Moving Faster and Reducing Risk: Using LLMs in Release Deployment

TL;DR

Models of diff risk scores (DRS) are developed to determine how likely a diff is to cause a SEV, i.e., a severe fault that impacts end-users, to predict the riskiness of an outgoing diff to cause a SEV.

Abstract

Release engineering has traditionally focused on continuously delivering features and bug fixes to users, but at a certain scale, it becomes impossible for a release engineering team to determine what should be released. At Meta's scale, the responsibility appropriately and necessarily falls back on the engineer writing and reviewing the code. To address this challenge, we developed models of diff risk scores (DRS) to determine how likely a diff is to cause a SEV, i.e., a severe fault that impacts end-users. Assuming that SEVs are only caused by diffs, a naive model could randomly gate X% of diffs from landing, which would automatically catch X% of SEVs on average. However, we aimed to build a model that can capture Y% of SEVs by gating X% of diffs, where Y >> X. By training the model on historical data on diffs that have caused SEVs in the past, we can predict the riskiness of an outgoing diff to cause a SEV. Diffs that are beyond a particular threshold of risk can then be gated. We have four types of gating: no gating (green), weekend gating (weekend), medium impact on end-users (yellow), and high impact on end-users (red). The input parameter for our models is the level of gating, and the outcome measure is the number of captured SEVs. Our research approaches include a logistic regression model, a BERT-based model, and generative LLMs. Our baseline regression model captures 18.7%, 27.9%, and 84.6% of SEVs while respectively gating the top 5% (weekend), 10% (yellow), and 50% (red) of risky diffs. The BERT-based model, StarBERT, only captures 0.61x, 0.85x, and 0.81x as many SEVs as the logistic regression for the weekend, yellow, and red gating zones, respectively. The generative LLMs, iCodeLlama-34B and iDiffLlama-13B, when risk-aligned, capture more SEVs than the logistic regression model in production: 1.40x, 1.52x, 1.05x, respectively.
Paper Structure (31 sections, 3 figures, 4 tables)
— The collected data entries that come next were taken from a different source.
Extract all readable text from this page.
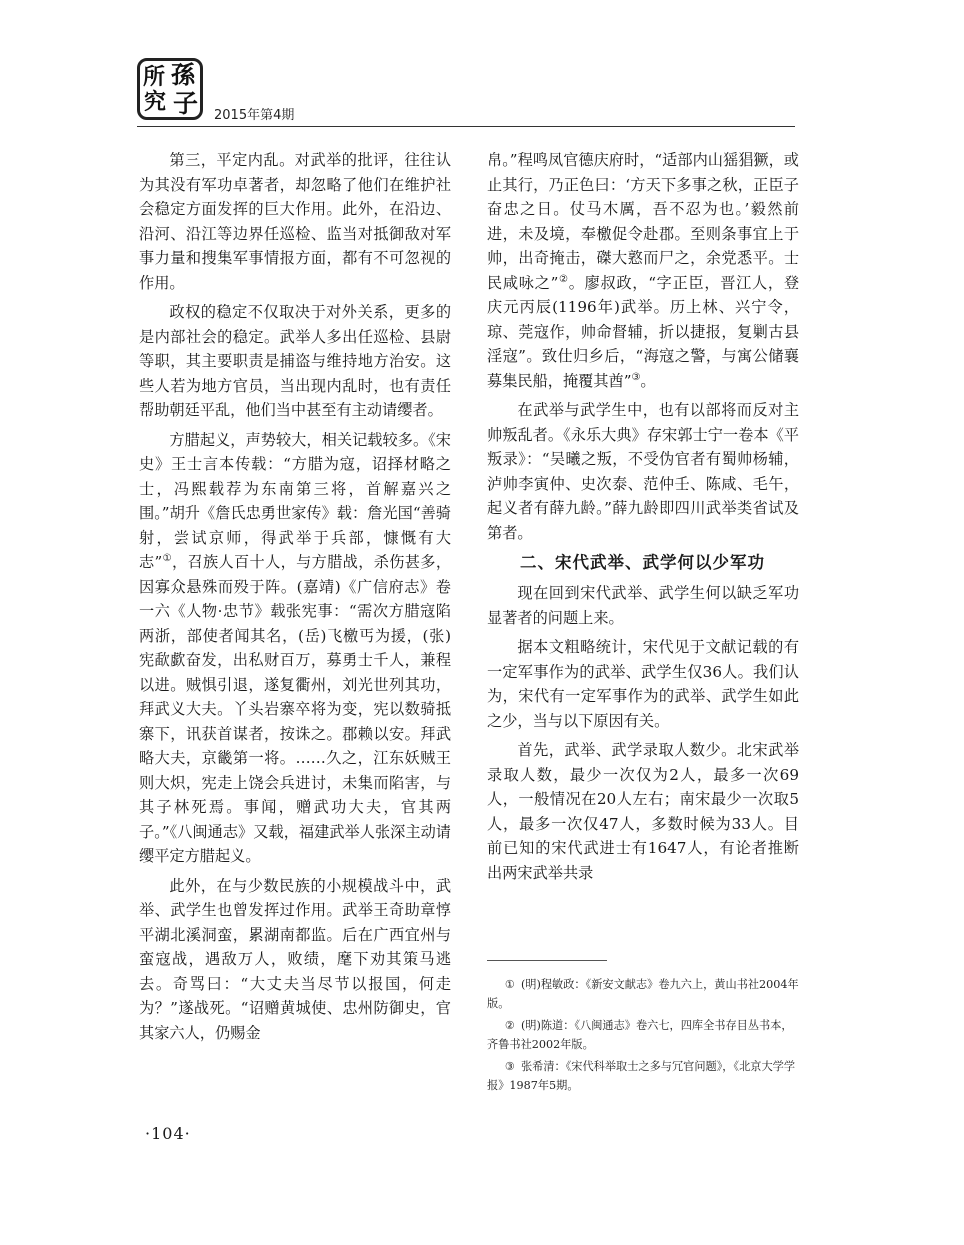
所 孫
究 子 2015年第4期

第三，平定内乱。对武举的批评，往往认为其没有军功卓著者，却忽略了他们在维护社会稳定方面发挥的巨大作用。此外，在沿边、沿河、沿江等边界任巡检、监当对抵御敌对军事力量和搜集军事情报方面，都有不可忽视的作用。

政权的稳定不仅取决于对外关系，更多的是内部社会的稳定。武举人多出任巡检、县尉等职，其主要职责是捕盗与维持地方治安。这些人若为地方官员，当出现内乱时，也有责任帮助朝廷平乱，他们当中甚至有主动请缨者。

方腊起义，声势较大，相关记载较多。《宋史》王士言本传载：“方腊为寇，诏择材略之士，冯熙载荐为东南第三将，首解嘉兴之围。”胡升《詹氏忠勇世家传》载：詹光国“善骑射，尝试京师，得武举于兵部，慷慨有大志”①，召族人百十人，与方腊战，杀伤甚多，因寡众悬殊而殁于阵。(嘉靖)《广信府志》卷一六《人物·忠节》载张宪事：“需次方腊寇陷两浙，部使者闻其名，(岳)飞檄丐为援，(张)宪歃歔奋发，出私财百万，募勇士千人，兼程以进。贼惧引退，遂复衢州，刘光世列其功，拜武义大夫。丫头岩寨卒将为变，宪以数骑抵寨下，讯获首谋者，按诛之。郡赖以安。拜武略大夫，京畿第一将。……久之，江东妖贼王则大炽，宪走上饶会兵进讨，未集而陷害，与其子林死焉。事闻，赠武功大夫，官其两子。”《八闽通志》又载，福建武举人张深主动请缨平定方腊起义。

此外，在与少数民族的小规模战斗中，武举、武学生也曾发挥过作用。武举王奇助章惇平湖北溪洞蛮，累湖南都监。后在广西宜州与蛮寇战，遇敌万人，败绩，麾下劝其策马逃去。奇骂曰：“大丈夫当尽节以报国，何走为？”遂战死。“诏赠黄城使、忠州防御史，官其家六人，仍赐金

帛。”程鸣凤官德庆府时，“适部内山猺猖獗，或止其行，乃正色曰：‘方天下多事之秋，正臣子奋忠之日。仗马木厲，吾不忍为也。’毅然前进，未及境，奉檄促令赴郡。至则条事宜上于帅，出奇掩击，磔大憝而尸之，余党悉平。士民咸咏之”②。廖叔政，“字正臣，晋江人，登庆元丙辰(1196年)武举。历上林、兴宁令，琼、莞寇作，帅命督辅，折以捷报，复剿古县淫寇”。致仕归乡后，“海寇之警，与寓公储襄募集民船，掩覆其酋”③。

在武举与武学生中，也有以部将而反对主帅叛乱者。《永乐大典》存宋郭士宁一卷本《平叛录》：“吴曦之叛，不受伪官者有蜀帅杨辅，泸帅李寅仲、史次泰、范仲壬、陈咸、毛午，起义者有薛九龄。”薛九龄即四川武举类省试及第者。

二、宋代武举、武学何以少军功

现在回到宋代武举、武学生何以缺乏军功显著者的问题上来。

据本文粗略统计，宋代见于文献记载的有一定军事作为的武举、武学生仅36人。我们认为，宋代有一定军事作为的武举、武学生如此之少，当与以下原因有关。

首先，武举、武学录取人数少。北宋武举录取人数，最少一次仅为2人，最多一次69人，一般情况在20人左右；南宋最少一次取5人，最多一次仅47人，多数时候为33人。目前已知的宋代武进士有1647人，有论者推断出两宋武举共录

① (明)程敏政：《新安文献志》卷九六上，黄山书社2004年版。
② (明)陈道：《八闽通志》卷六七，四库全书存目丛书本，齐鲁书社2002年版。
③ 张希清：《宋代科举取士之多与冗官问题》，《北京大学学报》1987年5期。
·104·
This paper contains 31 sections, 3 figures, 4 tables.

Figures (3)

  • Figure 1: Showing the Risk in the Phabricator UI
  • Figure 2: Pipeline: Embeddings from foundation model. A model forward pass is run on the input diff, and hidden states from the final Transformer layer are aggregated via maxpool to form the diff's embedding $E$. An external classifier is then trained on the embeddings and labeled DRS data.
  • Figure 3: Pipeline: Risk alignment. The LLM undergoes supervised fine-tuning (SFT) on labeled DRS data, where each diff is annotated with special tokens [DRS][/DRS] that denote the model to predict risk. The LLM is trained to generate the label token 0 or 1 appended to the end of the input. During inference, the risk score is computed based on the token probabilities of the labels 0 and 1.